I have a few suggestions here…

  1. Do not run a single large backup of everything, especially over 1TB worth. Split it up into several smaller groups not exceeding 750GB each, although 500GB or less seems much more ideal. I have 5 different backup processes that vary from 80GB to 770GB each (a total around 2TB worth). That is the biggest issue I see is new people coming in expecting to backup their entire drive and them complain about the slow speeds. There is a lot of calculations involved, this is not simply copying files from drive A to B that runs as fast as the drives, connection, and OS allows.

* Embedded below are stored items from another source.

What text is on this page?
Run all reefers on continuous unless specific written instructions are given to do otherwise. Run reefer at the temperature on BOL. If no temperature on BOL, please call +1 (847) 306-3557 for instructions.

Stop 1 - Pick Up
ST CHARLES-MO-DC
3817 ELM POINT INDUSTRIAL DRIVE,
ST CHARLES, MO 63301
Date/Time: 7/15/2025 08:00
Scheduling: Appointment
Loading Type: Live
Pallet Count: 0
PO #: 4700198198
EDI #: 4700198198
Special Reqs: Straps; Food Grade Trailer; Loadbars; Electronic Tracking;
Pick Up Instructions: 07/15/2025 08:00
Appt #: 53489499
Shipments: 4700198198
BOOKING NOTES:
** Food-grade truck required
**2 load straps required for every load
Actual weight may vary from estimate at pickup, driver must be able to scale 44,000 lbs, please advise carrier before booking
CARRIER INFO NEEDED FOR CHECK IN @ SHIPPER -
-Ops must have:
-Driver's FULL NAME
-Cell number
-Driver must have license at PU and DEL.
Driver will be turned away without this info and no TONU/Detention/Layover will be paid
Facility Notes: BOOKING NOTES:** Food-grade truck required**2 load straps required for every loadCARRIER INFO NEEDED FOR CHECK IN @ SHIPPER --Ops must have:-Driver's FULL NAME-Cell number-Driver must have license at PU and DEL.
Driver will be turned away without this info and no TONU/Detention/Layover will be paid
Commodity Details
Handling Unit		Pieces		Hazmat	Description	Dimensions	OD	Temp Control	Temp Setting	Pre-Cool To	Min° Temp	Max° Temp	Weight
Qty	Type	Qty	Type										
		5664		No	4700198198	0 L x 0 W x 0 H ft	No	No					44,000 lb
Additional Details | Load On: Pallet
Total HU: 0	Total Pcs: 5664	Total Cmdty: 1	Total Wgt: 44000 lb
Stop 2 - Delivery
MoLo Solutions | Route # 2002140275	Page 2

  2. Having a lot of individual larger files (aka video files and larger installers) instead of a lot of smaller files will also slow things down quite a bit as it has to split these files into individual 50MB backup files, where it has to calculate how to split up that 8GB worth into a lot of 50MB files. This can be mitigated some by using 100MB block size instead of 50MB, but it will still take a lot more time than it would doing a normal 700GB backup with 500,000 files. Yes it is much quicker to do 700GB of 500,000 files (avg 1.4MB per file) than 700GB of 500 files (avg 14GB per file). Other backup system I’ve used tend to use a single backup file for every file over their chosen block size, so it would fit a lot of smaller files into their 100MB backup volume, but would keep the larger video files as their own larger backup volumes but then you deal with the drive/OS limitations and transfer speeds that bog down on larger files.
  3. With prior versions of Duplicati, on the INITIAL backup, I saw speeds that averaged around 10GB per hour, which meant over 70 hours with my 700GB backup. With this latest version on new fresh backup I am seeing much faster speeds, the new fresh initial backup of the same 700GB took 4h:29m. From 70+ to 4.5 hours.
  4. The most common reason for slow speeds on a standard Windows desktop PC is antivirus scanning everything as Duplicati reads then from the drive, and scanning every new backup file created before it is transferred to the destination folder/drive (and in some cases scanning it again after it has been written to the destination). Certain other backup systems I’ve found create their own exception or encrypt everything on the fly which allow them to run much faster, but the down side is that antivirus cannot protect you if there is any virus, it will get backed up and potentially infect your backups.
  5. Drive speed (and sometimes network speeds) is also a big factor. If it is a platter based drive that is only 5200RPM, you need to realize that read/write speeds on those is at best in the 100MB/s range, and even a 7200RPM drive is 120-150MB/s range. Even in a RAID setup, 7200RPM drives typically only see around 200MB/s. Once you figure in the calculating encrypted block hashes, creating the new files and volumes, splitting them into the standard 50-100MB files, calculating what files will make up that 50MB file size, splitting individual larger files into multiple 50MB volumes, and so on down the list, it is not uncommon to see it average around 8-10MB/s (as shown in Duplicati itself), which after it is done if you do the math it comes in at a more realistic 60-70MB/s average.
  6. System speed/performance is much less of an issue. For example my main backup system is dual CPU 4 core (8 cores total) Xeon E5405 @ 2.00GHz, 32GB RAM, and storage drive is 4x platter drives at 7200RPM each for a typical 200MB/s read/write speed. The gigabit ethernet and source files on Enterprise SSDs (typically 400-450MB/s) are not limiting factors. Even then, right now it is running a initial first backup on 770GB worth of a lot of files from 1KB to 100MB, with maybe 30-40 that are close to 2GB file size. It is only using 25-50% of the CPU and around 200MB of RAM, and when reading files from the network drive around 120Mbps network speed used (out of max 1000Mbps).